Membaca buku ini masih renyah disajikan saat ini di era tahun 2000-an. Novel “Pasar” milik Kuntowijoyo diawali dengan setting dan detail pasar saat itu.
Baca juga: Ulama Penulis dan Kiprahnya dalam Peradaban Islam
Hari masih pagi di pasar itu. matahari kuning kemerahan, berbinar-binar menyentuh gumpalan-gumpalan daun asam di atas los-los pasar. Di bawah pohon-pohon asam itu masih dingin. Los-los pasar dari besi dengan atap yang lumutan berjajar sepi. Sedikit saja orang. Mereka membuka bungkus-bungkus dagangan menggelarnya di lantai, di bawah los-los pagar atau di emper, atau di jalanan. (hlm 2)
Pasar itu dilingkari dengan pagar kawat berduri, tonggak-tonggak beton, dan pohonan krangkungan setinggi orang. Kawat-kawat berduri itu telah karatan, putus di sana sini, mengendor memberi jalan, dapat dikatakan pagar itu tidak lagi berguna. Sebagian besar pohon krangkungan rebah ke tanah. Tak ada lagi perbaikan. Sesungguhnya pasar itu tidak lagi sanggup berbuat apa-apa untuk mendadani diri. Hanya satu hal yang tetap megah: tiang-tiang bangunan di sekitar kantor pasar. Setiap pagi sangkar-sangkar burung bergantung di situ. Di selatan pasar, ada patok-patok dan jalur besi untuk menambatkan hewan di hari pasar. (hlm 3-4)

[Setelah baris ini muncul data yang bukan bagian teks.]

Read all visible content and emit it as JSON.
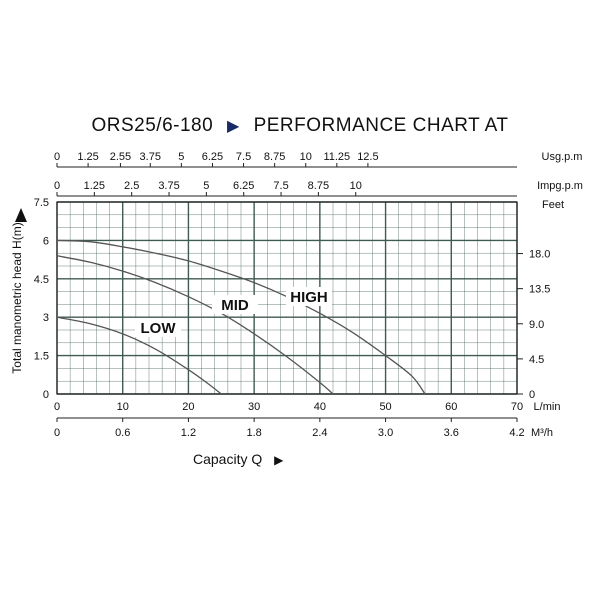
{
  "title_left": "ORS25/6-180",
  "title_arrow_icon": "play-triangle-icon",
  "title_right": "PERFORMANCE CHART AT",
  "capacity_label": "Capacity Q",
  "ylabel": "Total manometric head H(m)",
  "colors": {
    "grid": "#3f5a50",
    "curve": "#555555",
    "text": "#111111",
    "accent": "#1a2a66"
  },
  "chart_data": {
    "type": "line",
    "title": "ORS25/6-180 ► PERFORMANCE CHART AT",
    "xlabel": "Capacity Q",
    "ylabel": "Total manometric head H(m)",
    "xlim": [
      0,
      70
    ],
    "ylim": [
      0,
      7.5
    ],
    "grid": true,
    "axes": {
      "bottom_primary": {
        "unit": "L/min",
        "ticks": [
          0,
          10,
          20,
          30,
          40,
          50,
          60,
          70
        ]
      },
      "bottom_secondary": {
        "unit": "M³/h",
        "ticks": [
          "0",
          "0.6",
          "1.2",
          "1.8",
          "2.4",
          "3.0",
          "3.6",
          "4.2"
        ]
      },
      "top_usgpm": {
        "unit": "Usg.p.m",
        "ticks": [
          "0",
          "1.25",
          "2.55",
          "3.75",
          "5",
          "6.25",
          "7.5",
          "8.75",
          "10",
          "11.25",
          "12.5"
        ]
      },
      "top_impgpm": {
        "unit": "Impg.p.m",
        "ticks": [
          "0",
          "1.25",
          "2.5",
          "3.75",
          "5",
          "6.25",
          "7.5",
          "8.75",
          "10"
        ]
      },
      "left": {
        "ticks": [
          "0",
          "1.5",
          "3",
          "4.5",
          "6",
          "7.5"
        ]
      },
      "right_feet": {
        "unit": "Feet",
        "ticks": [
          "0",
          "4.5",
          "9.0",
          "13.5",
          "18.0"
        ]
      }
    },
    "series": [
      {
        "name": "LOW",
        "x": [
          0,
          5,
          10,
          15,
          20,
          23,
          25
        ],
        "y": [
          3.0,
          2.75,
          2.35,
          1.75,
          0.95,
          0.4,
          0.0
        ]
      },
      {
        "name": "MID",
        "x": [
          0,
          5,
          10,
          15,
          20,
          25,
          30,
          35,
          40,
          42
        ],
        "y": [
          5.4,
          5.15,
          4.8,
          4.35,
          3.8,
          3.15,
          2.35,
          1.45,
          0.45,
          0.0
        ]
      },
      {
        "name": "HIGH",
        "x": [
          0,
          5,
          10,
          15,
          20,
          25,
          30,
          35,
          40,
          45,
          50,
          54,
          56
        ],
        "y": [
          6.0,
          5.95,
          5.75,
          5.5,
          5.2,
          4.8,
          4.35,
          3.8,
          3.15,
          2.4,
          1.5,
          0.7,
          0.0
        ]
      }
    ]
  }
}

Sudut pandang memakai sudut pandang orang ketiga. Tokoh yang ada dalam novel yakni Pak Mantri, Paijo, dan Siti Zaitun. Saat membaca buku ini kita dapat membayangkan burung-burung dara yang selalu terbang di dekat pasar dan membuat Siti Zaitun kesal sebab kotoran-kotoran burung dara berceceran juga di dekat kantornya di Bank.
Konflik pertama saat pedagang tidak mau bayar karcis karena merasa dirugikan. Burung dara mencocok beras dan laba mereka habis dimakan burung dara. Di sisi lain, Kasan Ngali membuat sebuah tempat berteduh bagi para pedagang yang kekurangan tempat di pasar.

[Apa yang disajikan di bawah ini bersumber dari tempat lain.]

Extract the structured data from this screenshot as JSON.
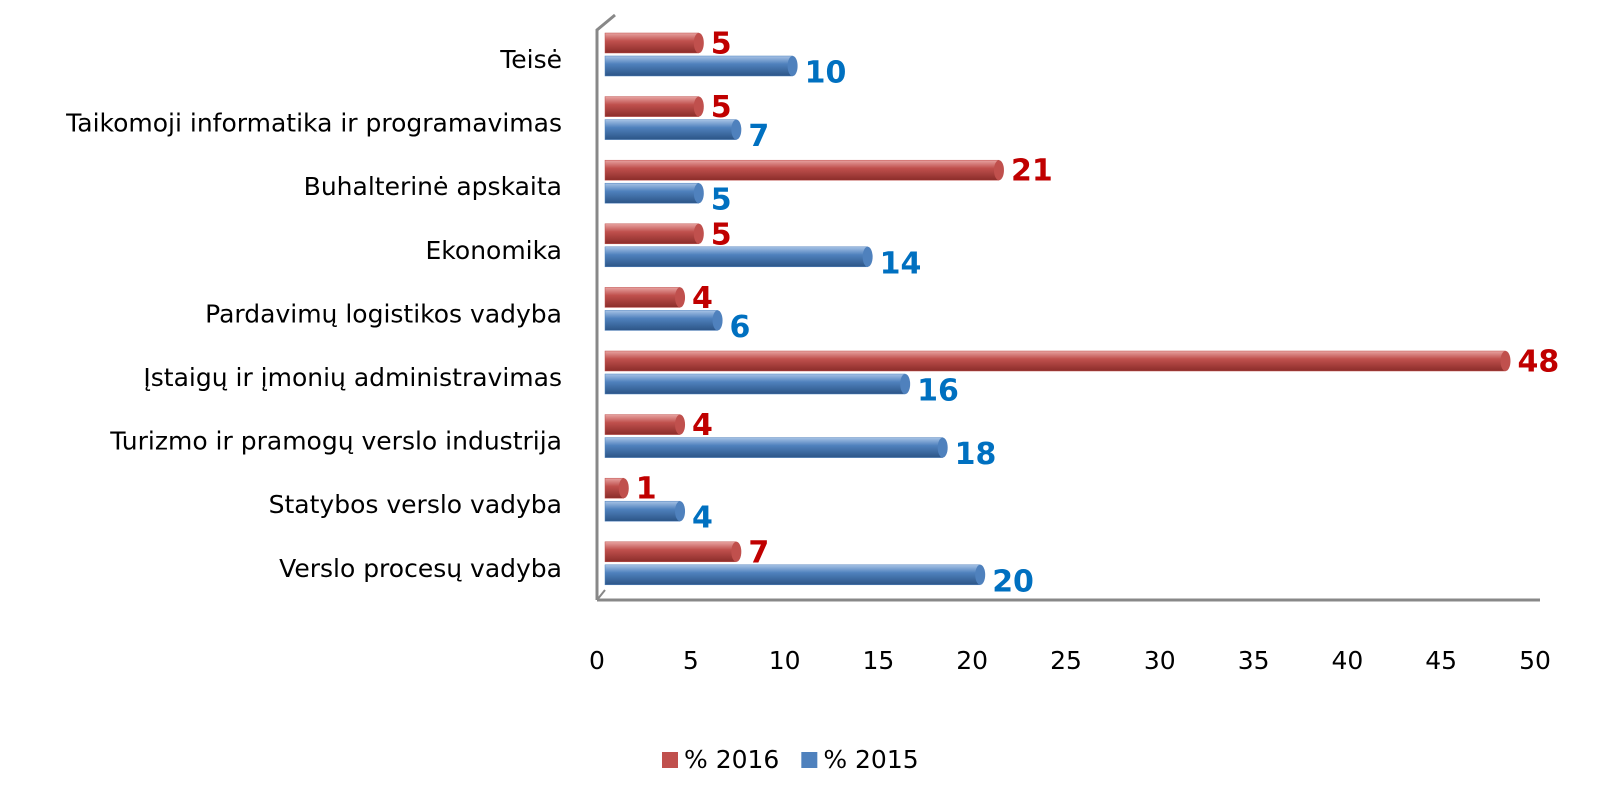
{
  "chart_data": {
    "type": "bar",
    "orientation": "horizontal",
    "categories": [
      "Teisė",
      "Taikomoji informatika ir programavimas",
      "Buhalterinė apskaita",
      "Ekonomika",
      "Pardavimų logistikos vadyba",
      "Įstaigų ir įmonių administravimas",
      "Turizmo ir pramogų verslo industrija",
      "Statybos verslo vadyba",
      "Verslo procesų vadyba"
    ],
    "series": [
      {
        "name": "% 2016",
        "color": "#c0504d",
        "label_color": "#c00000",
        "values": [
          5,
          5,
          21,
          5,
          4,
          48,
          4,
          1,
          7
        ]
      },
      {
        "name": "% 2015",
        "color": "#4f81bd",
        "label_color": "#0070c0",
        "values": [
          10,
          7,
          5,
          14,
          6,
          16,
          18,
          4,
          20
        ]
      }
    ],
    "xlim": [
      0,
      50
    ],
    "xticks": [
      0,
      5,
      10,
      15,
      20,
      25,
      30,
      35,
      40,
      45,
      50
    ],
    "legend": "bottom",
    "grid": false
  }
}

“Benar-benar Kasan Ngali ingin menyaingi pasar yang sah. Lebih bersih, lebih strategis. Tidak bayar karcis.” (hlm 114)
Dan Paijo secara tidak langsung datang untuk selamatan pasar baru. Kasan Ngali telah merugikan pasar yang dipegangnya. Para pedagang pindah ke tempat Kasan Ngali.
Kuntowijoyo dapat memainkan emosi pembaca, ketika Paijo tetap harus menarik uang dari pasar dan mendapat ancaman akan dipecat dari kerja, sementara Kasan Ngali menjanjikan pekerjaan untuknya seandainya terpaksa berhenti dari kerja di pasar.
Di sisi lain, Siti Zaitun juga kesal karena sebab burung dara, Pak Mantri dan Paijo selalu menjadi sasaran kemarahannya, sebab nasabah bank pun jadi jarang yang datang untuk menabung.
“Burung-burung itu menimbulkan keributan. Hanya untuk dipersilahkan sebagai terdakwa ia tak mau.” (hlm 40)
“Ada baiknya kalau Bank Pasar itu tak laku. Mungkin musim kemarau, belum panen, dagang rugi, atau apalagi. Siti Zaitun akan dibayar juga meskipun tidak ada kerja. Paling-paling, kalau ia dianggap tidak ada kerja. Paling-paling, kalau ia dianggap tak cakap, dipindahkan. Ini bagus. Ia harus menungu orang menabung, menjaga Bank itu sampai siang dan pulang. Bank itu tidak memberikan kredit.” (hlm 29)
Penempatan bank pada era 70-an dengan sekarang sangat jauh berbeda. Jika di tahun 70-an fungsi bank dikhususkan hanya untuk menabung –dan hanya sedikit yang memberikan kredit, sekarang bisa difungsikan banyak, menjadi pemberi utang, kartu kredit yang semua dapat dengan mudah tinggal gesek, bisa untuk KPR rumah, mobil, ataupun menabung pensiun, haji atau umrah ada program bank. Bank laris manis didatangi nasabah.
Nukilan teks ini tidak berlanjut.